Taxpayers should be concerned if millions of their money spent for workforce development is being spent properly.
There is now a $350 million honeycomb of workforce development grants, with one of those being the state’s Workforce Enhancement Training program that are becoming attractive targets for fraud.
The WET program has community colleges work directly with employers to develop a customized training curriculum where classes are offered through the college. The fund covers the cost for the colleges, while employers pay their employees.
The Mississippi Development Authority requires these trainings to be industry-recognized and certificate-based. If there isn’t a community college in the area, employers can also receive WET funds to provide training themselves or with an outside contractor.
State Auditor Shad White’s office announced that two alleged conspirators, Washington and Joseph Lowder, were indicted after being accused of defrauding the WET program. The auditor also issued $2.3 million worth of demand letters to Itawamba Community College, where Lowder was the dean of economic and community services, Washington (who worked for a furniture company) and the owners of that furniture company, Jennifer and David Schock.
Washington was accused of submitting fraudulent documents for more than $680,000 in WET funds. White hit the college for $1.4 million in demands after he says it didn’t follow program guidelines and ensure the money was being spent properly.
This unfortunately isn’t likely an isolated case and more of this tomfoolery is likely to be discovered.
The reason is any time there are large pools of government money, there will always be people who want to steal those taxpayer funds.
Those funds are increasing because the state’s leaders have put a lot of emphasis on workforce development.
Workforce development and training have been big buzzwords with Gov. Tate Reeves and lawmakers for the past few years. The state has an alphabet soup of grant programs from such agencies as the Mississippi Department of Human Services, Mississippi Department of Employment Security and the MDA that are designed to boost job skills training in adults.

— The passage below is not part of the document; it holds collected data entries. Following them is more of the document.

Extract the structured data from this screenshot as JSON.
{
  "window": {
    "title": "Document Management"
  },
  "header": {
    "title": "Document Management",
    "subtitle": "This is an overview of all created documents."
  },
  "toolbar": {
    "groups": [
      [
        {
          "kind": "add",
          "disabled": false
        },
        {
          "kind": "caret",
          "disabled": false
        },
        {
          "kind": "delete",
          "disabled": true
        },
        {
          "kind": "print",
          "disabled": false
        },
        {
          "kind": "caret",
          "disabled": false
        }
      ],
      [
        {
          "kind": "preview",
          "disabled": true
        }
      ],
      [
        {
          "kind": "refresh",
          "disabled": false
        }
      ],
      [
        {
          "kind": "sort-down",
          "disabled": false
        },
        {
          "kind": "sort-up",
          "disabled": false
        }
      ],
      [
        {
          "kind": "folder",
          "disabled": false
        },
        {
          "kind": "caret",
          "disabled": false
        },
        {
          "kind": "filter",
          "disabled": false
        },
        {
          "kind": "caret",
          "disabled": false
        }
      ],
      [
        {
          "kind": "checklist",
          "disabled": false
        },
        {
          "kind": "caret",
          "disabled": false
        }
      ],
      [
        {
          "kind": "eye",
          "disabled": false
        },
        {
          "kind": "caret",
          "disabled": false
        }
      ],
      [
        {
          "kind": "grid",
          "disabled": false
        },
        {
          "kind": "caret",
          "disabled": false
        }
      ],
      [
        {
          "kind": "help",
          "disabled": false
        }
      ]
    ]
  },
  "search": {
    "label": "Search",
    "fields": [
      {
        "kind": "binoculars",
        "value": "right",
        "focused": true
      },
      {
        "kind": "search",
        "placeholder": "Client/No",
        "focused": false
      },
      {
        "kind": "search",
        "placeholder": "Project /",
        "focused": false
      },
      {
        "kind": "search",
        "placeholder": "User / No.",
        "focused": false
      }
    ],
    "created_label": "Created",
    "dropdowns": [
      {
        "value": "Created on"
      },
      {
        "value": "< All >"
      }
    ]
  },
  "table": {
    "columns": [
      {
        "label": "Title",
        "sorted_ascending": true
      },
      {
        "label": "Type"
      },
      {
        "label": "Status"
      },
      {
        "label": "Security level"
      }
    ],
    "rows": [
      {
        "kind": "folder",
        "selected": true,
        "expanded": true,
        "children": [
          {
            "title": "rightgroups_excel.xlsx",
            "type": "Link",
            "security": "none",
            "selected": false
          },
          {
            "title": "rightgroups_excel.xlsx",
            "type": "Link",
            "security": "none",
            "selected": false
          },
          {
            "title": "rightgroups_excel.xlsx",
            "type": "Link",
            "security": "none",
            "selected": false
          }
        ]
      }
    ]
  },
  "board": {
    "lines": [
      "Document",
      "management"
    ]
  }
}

Millions in state and federal dollars present an attractive target for scofflaws who understand how to game the system to their advantage to line their wallets.
There’s nothing wrong with companies partnering with community colleges to train new employees, as in the case of Hinds Community College and Continental Tire.
But when there is a fat pool of grants that can be manipulated by those in the know, it can leave taxpayers all WET, pun intended.
Better accountability safeguards need to be part of any discussion of spending, be it on workforce development or luring a new company to the state. Taxpayers need to be able to trace every penny and find out if their money is being spent wisely.